Le groupe de Gu a également noté des rapports récents de lésions hépatiques légères à modérées chez les patients atteints du COVID-19, y compris des aminotransférases élevées, une hypoprotéinémie et un allongement du temps de prothrombine, alors que lors de l’épidémie de SRAS de 2003, jusqu’à 60 % des patients présentaient une atteinte hépatique.

« La présence d’acides nucléiques viraux du SRAS dans le tissu hépatique a confirmé l’infection directe du foie par le coronavirus, et les biopsies hépatiques percutanées du SRAS ont montré des mitoses et des apoptoses bien visibles ainsi que des caractéristiques atypiques telles que des corps acidophiles, des ballonnements d’hépatocytes et des activités lobulaires sans dépôt de fibrine ni fibrose », ont écrit Gu et ses co-auteurs. « Dans l’ensemble, de nombreux efforts devraient être faits pour être en alerte les symptômes digestifs initiaux de COVID-19 pour une détection précoce, un diagnostic précoce, une isolation précoce et une intervention précoce. »

Disclosures

L’étude a été financée par la Fondation nationale des sciences naturelles de Chine.

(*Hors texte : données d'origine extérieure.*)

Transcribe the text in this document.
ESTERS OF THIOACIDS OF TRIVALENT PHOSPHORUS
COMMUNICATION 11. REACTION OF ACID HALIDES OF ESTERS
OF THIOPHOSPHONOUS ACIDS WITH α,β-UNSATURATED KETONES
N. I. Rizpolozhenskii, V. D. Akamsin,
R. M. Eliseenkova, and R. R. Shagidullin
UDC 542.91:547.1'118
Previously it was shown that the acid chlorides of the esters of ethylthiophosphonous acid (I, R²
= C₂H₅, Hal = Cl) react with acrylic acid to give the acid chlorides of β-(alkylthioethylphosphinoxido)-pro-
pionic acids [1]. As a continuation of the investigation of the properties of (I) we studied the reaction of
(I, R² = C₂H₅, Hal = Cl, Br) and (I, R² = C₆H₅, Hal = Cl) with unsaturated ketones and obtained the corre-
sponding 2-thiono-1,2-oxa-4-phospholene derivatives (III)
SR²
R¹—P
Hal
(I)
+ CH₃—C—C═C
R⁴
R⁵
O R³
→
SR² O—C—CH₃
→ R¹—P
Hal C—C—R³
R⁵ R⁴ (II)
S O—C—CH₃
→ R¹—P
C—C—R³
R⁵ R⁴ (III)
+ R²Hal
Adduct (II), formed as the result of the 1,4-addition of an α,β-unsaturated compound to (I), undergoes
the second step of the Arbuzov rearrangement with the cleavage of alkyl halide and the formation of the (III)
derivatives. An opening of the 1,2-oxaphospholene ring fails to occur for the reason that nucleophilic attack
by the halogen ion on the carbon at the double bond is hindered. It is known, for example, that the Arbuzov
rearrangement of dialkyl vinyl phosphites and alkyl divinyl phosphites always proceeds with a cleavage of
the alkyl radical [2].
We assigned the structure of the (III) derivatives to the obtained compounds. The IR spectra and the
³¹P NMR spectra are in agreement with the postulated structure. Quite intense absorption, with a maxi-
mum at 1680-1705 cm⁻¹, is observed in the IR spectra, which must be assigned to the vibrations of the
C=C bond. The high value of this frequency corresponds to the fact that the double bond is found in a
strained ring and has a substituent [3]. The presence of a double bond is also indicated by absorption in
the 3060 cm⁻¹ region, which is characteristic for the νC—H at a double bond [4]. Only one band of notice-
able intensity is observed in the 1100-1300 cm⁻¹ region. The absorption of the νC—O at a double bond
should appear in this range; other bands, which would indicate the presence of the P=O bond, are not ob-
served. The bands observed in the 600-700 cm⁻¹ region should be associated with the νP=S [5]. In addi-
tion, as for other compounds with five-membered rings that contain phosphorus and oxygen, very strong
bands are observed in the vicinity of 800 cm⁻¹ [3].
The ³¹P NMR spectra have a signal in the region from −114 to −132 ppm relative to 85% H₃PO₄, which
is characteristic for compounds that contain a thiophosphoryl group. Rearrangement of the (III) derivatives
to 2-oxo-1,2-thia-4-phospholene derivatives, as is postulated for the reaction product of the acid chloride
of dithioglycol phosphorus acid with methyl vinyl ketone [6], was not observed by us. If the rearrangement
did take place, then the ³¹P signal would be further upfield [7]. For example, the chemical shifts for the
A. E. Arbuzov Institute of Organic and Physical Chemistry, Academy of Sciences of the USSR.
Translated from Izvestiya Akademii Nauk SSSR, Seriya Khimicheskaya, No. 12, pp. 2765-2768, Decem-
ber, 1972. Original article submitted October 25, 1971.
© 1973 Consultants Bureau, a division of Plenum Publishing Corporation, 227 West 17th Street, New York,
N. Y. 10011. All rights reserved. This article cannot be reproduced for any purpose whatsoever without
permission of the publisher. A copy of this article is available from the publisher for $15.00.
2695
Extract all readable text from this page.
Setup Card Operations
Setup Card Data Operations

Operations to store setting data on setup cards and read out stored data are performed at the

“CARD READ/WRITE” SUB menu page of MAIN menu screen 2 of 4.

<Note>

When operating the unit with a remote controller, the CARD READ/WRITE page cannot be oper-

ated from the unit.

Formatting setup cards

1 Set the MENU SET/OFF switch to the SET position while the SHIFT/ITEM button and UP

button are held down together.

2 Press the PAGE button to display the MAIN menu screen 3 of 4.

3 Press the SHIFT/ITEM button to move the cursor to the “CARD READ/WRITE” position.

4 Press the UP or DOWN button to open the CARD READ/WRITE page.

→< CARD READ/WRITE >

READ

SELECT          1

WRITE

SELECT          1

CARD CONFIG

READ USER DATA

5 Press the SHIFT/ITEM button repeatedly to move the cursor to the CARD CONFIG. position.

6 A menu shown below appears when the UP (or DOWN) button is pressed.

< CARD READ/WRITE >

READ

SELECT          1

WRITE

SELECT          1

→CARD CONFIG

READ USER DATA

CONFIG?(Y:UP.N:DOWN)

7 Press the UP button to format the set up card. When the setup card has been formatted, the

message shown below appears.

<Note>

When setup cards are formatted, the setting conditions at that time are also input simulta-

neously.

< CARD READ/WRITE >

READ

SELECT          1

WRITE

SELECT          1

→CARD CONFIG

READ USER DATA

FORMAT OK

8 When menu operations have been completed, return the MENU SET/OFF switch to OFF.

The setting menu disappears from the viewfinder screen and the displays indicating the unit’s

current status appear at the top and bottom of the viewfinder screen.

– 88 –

Xiao et ses collègues ont déclaré ne pas avoir d’intérêts concurrents.

Gu et ses coauteurs ont déclaré ne pas avoir d’intérêts concurrents.

Corley et Hotez ont déclaré ne pas avoir d’intérêts concurrents en relation avec leurs commentaires.

Source primaire

Gastroenterology

Référence à la source : Xiao F, et al « Evidence for gastrointestinal infection of SARS-CoV-2 » Gastroenterol 2020 ; DOI : 10.1053/j.gastro.2020.02.055.

Secondary Source

Gastroenterology

Source Reference : Gu J, et al « COVID-19 : Manifestations gastro-intestinales et transmission fécale-orale potentielle  » Gastroenterol 2020 ; DOI : 10.1053/j.gastro.2020.02.054.